What does autoExitMarket do?

When set to true (default) in the place-orders calldata API, the system automatically exits expired/unused markets to free up slots (max 10 per account). This may add an extra calldata to the response array. Set autoExitMarket=false if you manage market entry/exit yourself.

What is the "Rate too far off" error?

This means your maker order rate is too far from the current mark rate. The market has bounds on how far limit orders can deviate from the mark rate. This is different from "Large Rate Deviation", which applies to taker fills (the execution rate deviating from the mark rate). See Order Book — Rate Bounds.

What is the rate floor?

A minimum absolute rate used in margin calculations, derived from market.imData.iTickThresh. Orders with rates below the floor use the floor value for margin instead, preventing unrealistically low margin requirements near 0%. See Margin — Pre-scaling IM.


Withdrawals

Why can't I withdraw immediately?

Boros uses a request → cooldown → finalize withdrawal pattern for security. After requesting a withdrawal, you must wait for the cooldown period before finalizing. You can cancel a pending withdrawal request at any time.

Can my agent withdraw funds?

No. Withdrawals are a sensitive action that only the root wallet can initiate. This is a key security property — even if your agent key is compromised, your funds remain safe.


Gas & Fees

What fees does Boros charge?

  1. Position opening fees (taker only): size × 0.05% × time to maturity. Makers pay zero fees.
  2. Settlement fees: Charged every 8 hours on open positions.
  3. Market entrance fee: One-time ~$1 fee when first entering a market.
  4. Gas fees: Actual Arbitrum gas cost for agent-submitted transactions (no markup).

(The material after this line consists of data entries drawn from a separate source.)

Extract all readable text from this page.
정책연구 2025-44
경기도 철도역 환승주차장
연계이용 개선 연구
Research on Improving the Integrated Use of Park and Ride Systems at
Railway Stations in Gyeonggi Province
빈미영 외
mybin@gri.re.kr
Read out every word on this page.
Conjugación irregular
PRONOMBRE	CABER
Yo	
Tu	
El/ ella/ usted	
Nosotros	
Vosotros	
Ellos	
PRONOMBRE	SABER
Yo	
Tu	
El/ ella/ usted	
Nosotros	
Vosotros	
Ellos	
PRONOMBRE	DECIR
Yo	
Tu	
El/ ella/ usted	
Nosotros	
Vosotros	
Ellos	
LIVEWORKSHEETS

See Fee Structure for detailed formulas.

How does the gas balance work?

When the Send Txs Bot submits transactions on your behalf, gas is paid from your gas balance (denominated in USD). You're charged the actual Arbitrum gas cost with no markup. Top up via the agent flow (/calldata/vault-pay-treasury) or the Boros web UI.

What happens if my gas balance runs out?

Your agent-submitted transactions will fail. You can still perform root-signed actions (deposit, withdraw) since those are submitted directly to the blockchain. Top up your gas balance to resume agent trading.


WebSocket

Should I use REST or WebSocket for real-time data?

Use WebSocket for real-time streaming: order book updates, trade events, and account state changes. Use REST for initial data loading and on-demand queries. See WebSocket docs.

Do WebSocket events include full data?

Currently, account update events are notifications only — they tell you something changed but don't include the full updated state. When you receive an update, call the REST API (POST /accounts/market-acc-infos) to fetch the latest data. Richer event payloads are planned for a future update.


Troubleshooting

My transaction failed with "insufficient margin"

Your account doesn't have enough collateral to satisfy the initial margin requirement for the new position. Either:

  • Deposit more collateral
  • Reduce the position size
  • Close existing positions to free up margin

Use GET /simulations/place-order to preview margin requirements before placing.

I'm getting "agent expired" errors

Agent approvals have an expiry time. Check it with GET /agents/expiry-time and re-approve if needed using GET /calldata/approve-agent. Don't assume a fixed expiry duration — always query the endpoint to get the actual expiry timestamp.

I'm getting MMIsolatedMarketDenied() on an isolated-only market

You're using a cross-margin marketAcc on a market that only supports isolated margin. Use MarketAccLib.pack(address, accountId, tokenId, marketId) with the specific market ID instead of CROSS_MARKET_ID. You also need to deposit collateral to the isolated account specifically. See Best Practices — Isolated-Only Markets.